The Easiest Way to find Backpacker Jobs

1. Have your CV ready before you arrive. Although you will have enough to do preparing for your travels, if your CV / resume is already sorted it saves you having to do it when you get where you’re going! Have a few printed copies with you and you are good to go about handing them out.

2. Budget wisely. Try and budget so that you have enough cash to last you about a month at the beginning of your search for a job. This helps to prevent a major stress attack panicking about money. Give yourself a month to find some work, just in case.

3. Check out Hostel noticeboards. This is an easy way for companies to attract backpackers and these are mostly backpacker jobs like fruit picking, telesales or promotions.

4. Get chatting to people. Word of mouth is a great way to hear about backpacker jobs both with other backpackers and with locals.

5. Don’t be snobbish about jobs.

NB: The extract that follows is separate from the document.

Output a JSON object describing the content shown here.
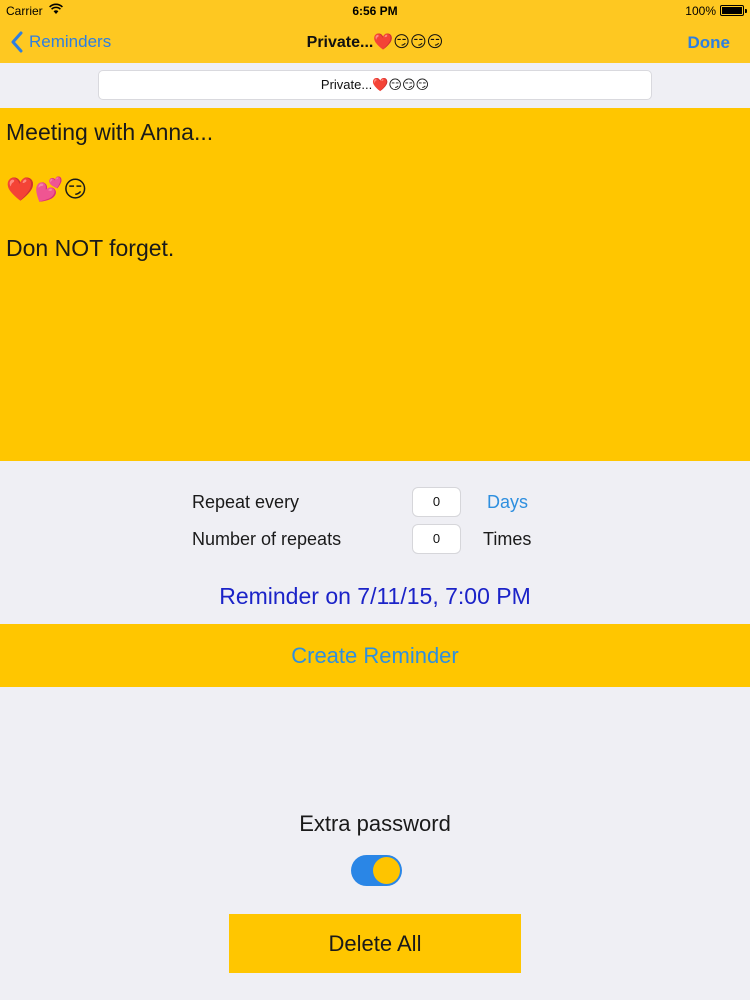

Backpacker jobs aren’t guaranteed to be glamorous. Sometimes you have to take what you’re given. Just remember that it’s only for a short time and to fund the more enjoyable parts of your trip.

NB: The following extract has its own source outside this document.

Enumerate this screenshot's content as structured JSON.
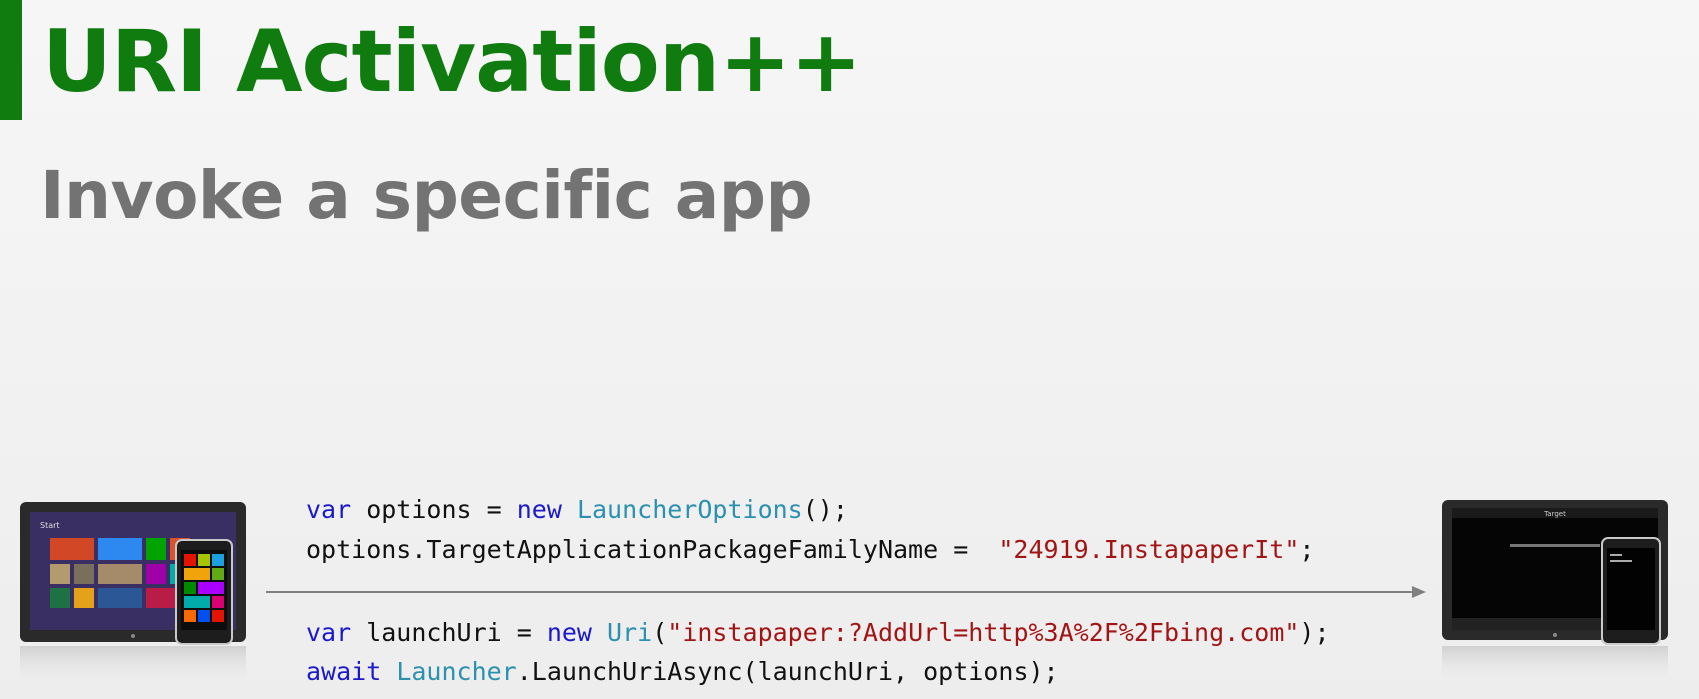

6. Chat to the staff at the hostel. This is a great way to find out what is going on. There may even be jobs going in the hostel you’re staying at.

7. Be open to moving around. If work is hard to find in one place, look further afield.

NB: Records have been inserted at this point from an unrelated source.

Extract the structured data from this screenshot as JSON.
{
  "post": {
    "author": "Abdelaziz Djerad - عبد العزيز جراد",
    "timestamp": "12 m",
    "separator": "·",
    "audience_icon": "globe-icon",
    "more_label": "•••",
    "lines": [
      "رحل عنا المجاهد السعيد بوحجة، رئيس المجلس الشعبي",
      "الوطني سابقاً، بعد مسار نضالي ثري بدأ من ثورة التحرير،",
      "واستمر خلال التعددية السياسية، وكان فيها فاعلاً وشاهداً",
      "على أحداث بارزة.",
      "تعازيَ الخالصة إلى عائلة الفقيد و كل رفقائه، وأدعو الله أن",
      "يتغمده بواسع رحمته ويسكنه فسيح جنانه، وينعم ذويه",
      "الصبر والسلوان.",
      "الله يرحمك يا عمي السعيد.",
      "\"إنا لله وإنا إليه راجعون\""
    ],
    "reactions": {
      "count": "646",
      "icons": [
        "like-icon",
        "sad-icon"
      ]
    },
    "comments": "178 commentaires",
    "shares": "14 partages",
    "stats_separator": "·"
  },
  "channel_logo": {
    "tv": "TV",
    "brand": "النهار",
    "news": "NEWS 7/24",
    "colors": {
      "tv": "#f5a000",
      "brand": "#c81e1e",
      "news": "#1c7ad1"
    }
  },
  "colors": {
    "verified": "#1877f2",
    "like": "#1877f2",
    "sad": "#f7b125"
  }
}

8. All work and no play is dull. See point number 2. If you have enough money to start with you don’t have to spend all day every day searching and worrying about work. If you continue to go out, explore and enjoy yourself the higher your chances are of finding work or meeting people who could help you out.

9. WWOOFing. This is where you work in exchange for accommodation and often food (although most countries do require you to have a valid work visa even for this type of work where you don’t actually receive wages). It doesn’t make you any money but if you find yourself strapped for cash for a few weeks and just want to keep your costs down this is a great way to do it.  Most places are off the beaten track and you get to live with locals and experience a different side to the country you’re in.

10. Enjoy the process. This seems strange but finding a job and working shouldn’t dampen your whole travel experience. Let your personality shine, budget wisely and be prepared so that you can gain the most from your experience.